S’oublier… Il faut souvent réussir à s’oublier pour vivre, oublier que l’on a un corps et que celui-ci est fragile, capricieux, que l’on n’en a jamais, bien que l’on s’y efforce, une maîtrise complète. Il me semble ainsi souvent que je suis un être triple, il y a celui qui pense, regarde, voit, entend, écoute, celui qui croit être dans ce qu’il considère comme la réalité même si sa pensée s’arrête devant la nécessité de définir avec précision ce qu’elle est au-delà de ce qu’elle semble être ; il y a celui qui parle en moi, quelque chose comme une voix interne que je ne peux contrôler totalement me donnant parfois l’impression étrange de rêver tout en étant éveillé par ces images qui s’imposent, ces mots, ces phrases rattachées à rien qu’à une imagination pure qui se disent à l’intérieur de moi, ces phrases dont la plupart ne résistent pas au fluide du temps me laissant une curieuse impression de possession comme si une pensée autre parasitait un temps mon cerveau, mais aussi, parfois, plus rarement, ces phrases stupides, mystérieuses, sans début ni fin, qui m’envahissent totalement jusqu’à l’obsession tournant en boucle durant des heures dans mon cerveau qui voudrait s’en débarrasser et n’y parvient pas chaque tentative de penser autre chose, de chasser ce langage parasite, ne réussissant qu’à donner plus de force encore à ces mots comme une tornade dont la force circulaire se nourrit de son passage sur un monde étranger. « tentative de plénitude », « le ciel est un carrefour », « le ciel est un carrefour », « le ciel est un carrefour », cent fois, mille fois répétés mentalement, tournant sans fin dans mon crâne, m’empêchant parfois de dormir ou me réveillant en pleine nuit puis soudain, sans raison apparente disparaissant, s’évanouissant sans que je sache pourquoi jusqu’à ce qu’une autre « le passant innomé » ou « j’achète de solides désirs », au moment le plus imprévisible se parlent.

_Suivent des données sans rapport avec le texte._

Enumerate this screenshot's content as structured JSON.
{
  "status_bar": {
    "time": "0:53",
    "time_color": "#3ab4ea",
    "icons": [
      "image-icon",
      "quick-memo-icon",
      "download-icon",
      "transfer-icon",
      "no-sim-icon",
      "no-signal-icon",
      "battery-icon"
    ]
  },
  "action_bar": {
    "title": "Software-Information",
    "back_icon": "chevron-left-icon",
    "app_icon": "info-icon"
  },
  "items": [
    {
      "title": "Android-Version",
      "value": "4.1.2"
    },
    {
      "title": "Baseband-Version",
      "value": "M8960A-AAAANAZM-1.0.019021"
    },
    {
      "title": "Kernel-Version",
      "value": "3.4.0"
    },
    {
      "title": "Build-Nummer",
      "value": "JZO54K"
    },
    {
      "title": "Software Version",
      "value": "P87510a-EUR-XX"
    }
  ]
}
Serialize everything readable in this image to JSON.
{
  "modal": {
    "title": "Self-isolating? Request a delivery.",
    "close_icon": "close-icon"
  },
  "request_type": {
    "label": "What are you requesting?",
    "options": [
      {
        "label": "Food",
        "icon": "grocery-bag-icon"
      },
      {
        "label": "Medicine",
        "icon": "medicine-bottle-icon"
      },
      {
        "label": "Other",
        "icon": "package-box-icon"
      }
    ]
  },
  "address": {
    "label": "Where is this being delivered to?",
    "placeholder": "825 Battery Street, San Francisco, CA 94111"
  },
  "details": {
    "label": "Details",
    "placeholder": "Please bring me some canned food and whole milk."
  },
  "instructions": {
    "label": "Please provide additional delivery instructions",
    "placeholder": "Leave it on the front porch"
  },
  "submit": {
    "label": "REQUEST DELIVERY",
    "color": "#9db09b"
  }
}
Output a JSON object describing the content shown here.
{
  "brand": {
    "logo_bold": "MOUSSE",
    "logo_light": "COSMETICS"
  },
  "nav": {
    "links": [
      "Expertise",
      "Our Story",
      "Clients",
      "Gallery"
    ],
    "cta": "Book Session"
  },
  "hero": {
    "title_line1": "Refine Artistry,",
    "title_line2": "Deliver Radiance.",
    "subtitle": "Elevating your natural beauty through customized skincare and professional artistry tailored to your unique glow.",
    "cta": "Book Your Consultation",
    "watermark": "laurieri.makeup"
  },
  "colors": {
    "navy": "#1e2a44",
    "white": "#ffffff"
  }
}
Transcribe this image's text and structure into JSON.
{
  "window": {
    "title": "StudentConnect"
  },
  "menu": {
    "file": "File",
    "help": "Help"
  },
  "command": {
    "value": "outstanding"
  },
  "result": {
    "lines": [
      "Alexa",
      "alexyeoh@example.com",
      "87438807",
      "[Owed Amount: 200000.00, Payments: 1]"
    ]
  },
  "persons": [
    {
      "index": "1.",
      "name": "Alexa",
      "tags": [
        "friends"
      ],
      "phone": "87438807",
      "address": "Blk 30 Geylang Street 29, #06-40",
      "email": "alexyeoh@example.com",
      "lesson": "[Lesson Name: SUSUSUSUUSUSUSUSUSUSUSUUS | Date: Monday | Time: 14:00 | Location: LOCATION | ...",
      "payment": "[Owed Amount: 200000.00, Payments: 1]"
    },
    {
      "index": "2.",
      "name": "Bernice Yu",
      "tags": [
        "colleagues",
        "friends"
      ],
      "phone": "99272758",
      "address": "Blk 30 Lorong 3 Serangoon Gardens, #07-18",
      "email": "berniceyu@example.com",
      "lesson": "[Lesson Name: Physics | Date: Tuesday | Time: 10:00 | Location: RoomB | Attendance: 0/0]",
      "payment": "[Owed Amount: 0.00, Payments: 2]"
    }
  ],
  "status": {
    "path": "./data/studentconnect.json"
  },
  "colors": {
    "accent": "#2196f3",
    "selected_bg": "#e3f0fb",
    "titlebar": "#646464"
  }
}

Il y a enfin l’être de chair, le corps qui parle à sa façon, de manière tout aussi inattendue comme lorsque, à la suite de la mort soudaine de ma mère, il se couvrit d’une « dermatite lichenoïde », d’étranges boutons mauves, notamment dans des régions du dos que j’étais incapable d’atteindre seul pour la soigner d’une pommade comme si ma chair me signifiait que, bien que depuis longtemps adulte, j’étais encore un petit enfant réclamant l’attention et les soins maternels, comme pour rappeler qu'une mère ça sert aussi à ça, caresser le dos de pommade aux endroits que l'on ne peut soi-même atteindre. Il faut alors oublier, essayer de ne pas prendre au pied de la lettre ce langage du corps, de ne pas lui accorder toute l’attention qu’il réclame avec insistance, faire comme si j’étais le maître. Ne pas se lamenter, s’apitoyer sur soi-même, geindre, faire comme si… Comme si tout cela n’avait pas d’importance, comme si les démangeaisons ne pouvaient prendre le dessus sur la pensée, comme si la douleur au genou n’était qu’un épiphénomène. Refuser de s’écouter pour refuser de vieillir.